Valve’s Success With “Left 4 Dead” Depended On Company’s Structure

While Valve company releases some of the best games ever, they are also known for long development cycles and delays. One may ask, “Why is this so?” Well, it is because Valve “eschews top-down management in favor of team-driven initiative,” Gamasutra.com wrote. They have also sped up game releases from one game once in a while, to one game released per year. Of course, this include the successful “Left 4 Dead” franchise.

Valve’s writer Chet Faliszek is currently working on “Left 4 Dead’s” DLC “The Passing”.

In an interview with Gamasutra.com , he said, “The structure of our company [means] we’re really autonomous, and if there are enough people who want to do something, we do it. We wanted to do Left 4 Dead 2. It’s not [marketing director] Doug [Lombardi] or [president] Gabe [Newell] or [COO] Scott Lynch sitting on top saying, ‘This is what we must do.’”

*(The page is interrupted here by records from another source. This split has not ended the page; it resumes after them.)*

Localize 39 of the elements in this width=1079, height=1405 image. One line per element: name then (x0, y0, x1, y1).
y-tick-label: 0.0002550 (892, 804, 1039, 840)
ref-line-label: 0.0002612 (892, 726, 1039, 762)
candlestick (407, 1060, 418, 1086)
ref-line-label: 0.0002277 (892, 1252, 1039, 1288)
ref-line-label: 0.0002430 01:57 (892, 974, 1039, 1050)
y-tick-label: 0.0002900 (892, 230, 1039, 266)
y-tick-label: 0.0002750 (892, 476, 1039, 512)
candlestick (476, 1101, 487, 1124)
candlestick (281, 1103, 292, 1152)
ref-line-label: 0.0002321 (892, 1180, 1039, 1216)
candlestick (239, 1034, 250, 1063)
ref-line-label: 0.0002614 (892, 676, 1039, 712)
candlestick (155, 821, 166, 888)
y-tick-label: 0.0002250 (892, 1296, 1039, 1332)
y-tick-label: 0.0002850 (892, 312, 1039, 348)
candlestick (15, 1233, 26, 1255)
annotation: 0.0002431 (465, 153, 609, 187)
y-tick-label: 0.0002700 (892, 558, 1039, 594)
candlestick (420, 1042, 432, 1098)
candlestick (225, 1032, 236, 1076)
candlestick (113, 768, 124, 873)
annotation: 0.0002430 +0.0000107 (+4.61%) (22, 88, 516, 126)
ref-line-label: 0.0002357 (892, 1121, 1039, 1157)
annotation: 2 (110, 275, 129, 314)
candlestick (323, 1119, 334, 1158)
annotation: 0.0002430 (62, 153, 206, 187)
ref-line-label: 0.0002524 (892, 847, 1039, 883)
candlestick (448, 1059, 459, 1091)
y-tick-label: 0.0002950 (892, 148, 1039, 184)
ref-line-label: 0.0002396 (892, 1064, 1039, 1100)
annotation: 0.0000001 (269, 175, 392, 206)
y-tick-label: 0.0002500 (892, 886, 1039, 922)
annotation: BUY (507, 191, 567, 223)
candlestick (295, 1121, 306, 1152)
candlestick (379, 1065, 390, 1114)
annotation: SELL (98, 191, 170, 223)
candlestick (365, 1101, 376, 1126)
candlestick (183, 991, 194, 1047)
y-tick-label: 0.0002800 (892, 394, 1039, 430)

“It lets us make the choices more,” Faliszek added. “Our payoff for being able to do Left 4 Dead 2 so quickly really was about how passionate the team was about doing it, and how we had a singular goal and vision — this shared vision. That team was assembled by essentially looking around [the company] for people and talking with them. ‘What would you want to do in that world? How would you want to go?’ and finding that everybody was just focused. If you have that, you can work really fast and be really focused about it. [Lead designer] Tom Leonard was really the one who said, ‘We can do this in a year. I want to try this structured scheduling we don’t normally do.’”

In the end it was a positive payoff.

Faliszek did acknowledge that anything could have gone wrong. “We don’t really talk about that, but there were three different times when we could have pulled the plug on Left 4 Dead 2, and we said, ‘No.’ That was iteration hitting all the points right. Every time we hit a mark, we were better off than we thought we would be.”

Gamasutra.com wrote, “That same self-guiding principle has applied to the downloadable content strategy for all of Valve’s games. The Passing, set to release for Left 4 Dead 2 on PC and Xbox 360 next month, tells the story of a meeting between the four survivors of Left 4 Dead 2 and their counterparts from Left 4 Dead. Valve plans to follow that up a month later with DLC for the original game, which further fleshes out how the original survivors made it to the Southern locales of L4D2.”

Faliszek said, “To us, the game’s not done ever — and we’re given that leeway. I really love the Left 4 Dead world, and I want to [stay] in the Left 4 Dead world. We get to extend that out. Last year, we updated Counter-Strike: Source because someone at Valve was interested in doing that. We really like the games and the worlds we stay in, and we want to keep expanding out. There’s whole mapped-out stuff for Left 4 Dead 2 that we want to still go into, so we’re not done yet.”

Faliszek explained the reason for their company’s long development cycles and delays:

“The company works the way it works now because those guys never left. They may have had some problems then, and they learned from that. They help us newer guys — I’ve been there for five years, but I still feel like a new guy — get better and work better and think of things in a better way. People don’t normally leave Valve; so having that continuity really helps us learn and helps us understand what we’re doing.”